3. Have a specific objective
Have an academic or professional objective. Be prepared to explain why it is better for you to study in the U.S. than to study at home. Be ready to say what you want to study and what kind of career it will prepare you for in your home country.
If you are going to the U.S. to study English and then earn a degree, be able to explain your complete program of study. Remember, it is not enough just to say “it is better to study English in the U.S.” You should have a specific reason.
Give definite answers. If you seem unsure about your answers, the visa officers might wonder whether you are a serious student or not.
Grades make a difference. If your grades are below average, you need to explain how you are going to succeed in the U.S. A letter from a school director or teacher in your country stating that you are a good student and recommending you to study in the U.S. may be helpful. If there were special circumstances that contributed to the bad grades, have the school explain your special circumstances.
4. Financial Support
You must have adequate, clear financial support to live and study in the U.S. and show documents to prove it. If your parents will support you financially, you should explain your parents’ employment histories. Proof of this employment is important. Large sums of money in bank accounts might not be enough proof of financial support. Use a letter from the bank that states how long the account has existed, and what the usual balance is in the account.
5. Other Suggestions
||Apply for your visa well in advance of the date you will begin your studies listed on your Form 1-20. Try to apply at least three months before you plan to travel to the United States. This will give you extra time if there are delays at the Embassy, and for you to appeal in the event of a denial. It might take longer than you expect to be issued a visa. There are times of the year when the Embassy is particularly busy and there are delays in processing all visa applications. The Embassy closes for all U.S. holidays as well as most of the holidays of your country. After the attacks of September 11 in 2001, visa processing time takes much longer. All names have to be submitted for a security clearance.

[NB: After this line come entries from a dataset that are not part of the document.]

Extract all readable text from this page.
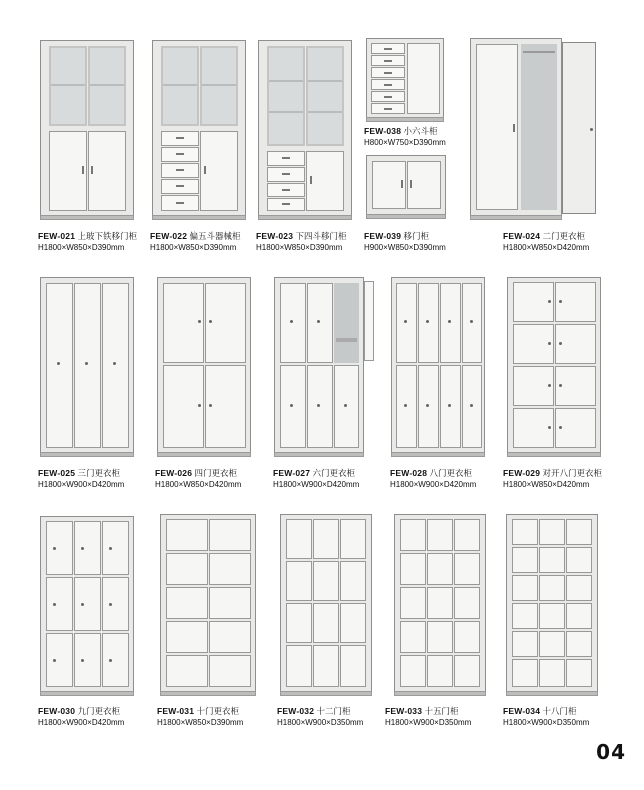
FEW-021 上玻下铁移门柜
H1800×W850×D390mm
FEW-022 偏五斗器械柜
H1800×W850×D390mm
FEW-023 下四斗移门柜
H1800×W850×D390mm
FEW-038 小六斗柜
H800×W750×D390mm
FEW-039 移门柜
H900×W850×D390mm
FEW-024 二门更衣柜
H1800×W850×D420mm
FEW-025 三门更衣柜
H1800×W900×D420mm
FEW-026 四门更衣柜
H1800×W850×D420mm
FEW-027 六门更衣柜
H1800×W900×D420mm
FEW-028 八门更衣柜
H1800×W900×D420mm
FEW-029 对开八门更衣柜
H1800×W850×D420mm
FEW-030 九门更衣柜
H1800×W900×D420mm
FEW-031 十门更衣柜
H1800×W850×D390mm
FEW-032 十二门柜
H1800×W900×D350mm
FEW-033 十五门柜
H1800×W900×D350mm
FEW-034 十八门柜
H1800×W900×D350mm
04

||Read and sign your I-20 form.
||Apply for your visa at the U.S. Embassy or Consulate in your home country if possible. If you apply for a visa outside of your country, it will be more difficult.
||Each case is different. Do not assume that the way a friend was judged is the way you will be judged—good or bad.
||Get help from an experienced study abroad advisor in your country. Advisors have a great deal of experience with the visa procedures at the U.S. Embassy in your country. Don’t hesitate to ask for their advice.